Preminger historian Foster Hirsch calls Anatomy of a Murder the director’s “most rigorously realistic film”.  I’d go steps further and say that it registers as one of most “rigorously realistic” films by any prominent filmmaker in the whole of the 1950s.  With his 100% non-studio locales, his sometimes unsteady camera, his preference for long takes, his frequently unpolished “roomy” audio, and his frank approach to his subject matter, it’s fair to observe that Preminger was wading into new territory (some thematically closer to the daring popular literature of the era), and would drag the rest of the American film industry behind him.  The choice to shoot Anatomy of a Murder in black and white might be the most rigorously unrealistic thing about it.  Even the case itself is mature in tone insofar as the murderer (Ben Gazzara) is being tried as matter of not if but why.  In the end, it all literally comes out in the wash.

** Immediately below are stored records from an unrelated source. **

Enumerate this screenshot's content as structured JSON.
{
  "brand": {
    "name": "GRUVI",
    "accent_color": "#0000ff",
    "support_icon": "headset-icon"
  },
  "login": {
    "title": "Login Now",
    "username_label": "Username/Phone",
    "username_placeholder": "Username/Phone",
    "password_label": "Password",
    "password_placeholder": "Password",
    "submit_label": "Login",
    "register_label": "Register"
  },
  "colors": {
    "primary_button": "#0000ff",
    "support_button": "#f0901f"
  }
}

As for James Stewart, much has been made of the perceived incongruity of the It’s a Wonderful Life star uttering the words “sexual intercourse”, “penetration”, “sperm”, and even “panties” (the judge in the courtroom stops the trial to reinforce the acceptability of that word) in his familiar aw-shucks cadence.  While I understand such response, I realized something when finally watching this very prominent classic: when I think of Stewart, the first things I think of are his against-type roles.  The Hitchcock thrillers he did in the ‘50s, and the Anthony Mann Westerns he starred in then as well… these are my own favored works of his, in part because of just how comfortable he is in subverting that ingrained image of his.    Anatomy of a Murder, wherein his character is at times opportunistic, manipulative, unhinged, unbehaved, kind of misogynistic, and, as Hirsch says, an operator, fits right in.  Hirsch goes on to perfectly say that Preminger has the actor “putting on and taking off “the Jimmy Stewart mask” all through the film.  That is as susinct a ruling as any in favor of this supremely subversive, tremendously accomplished, and inherently watchable film.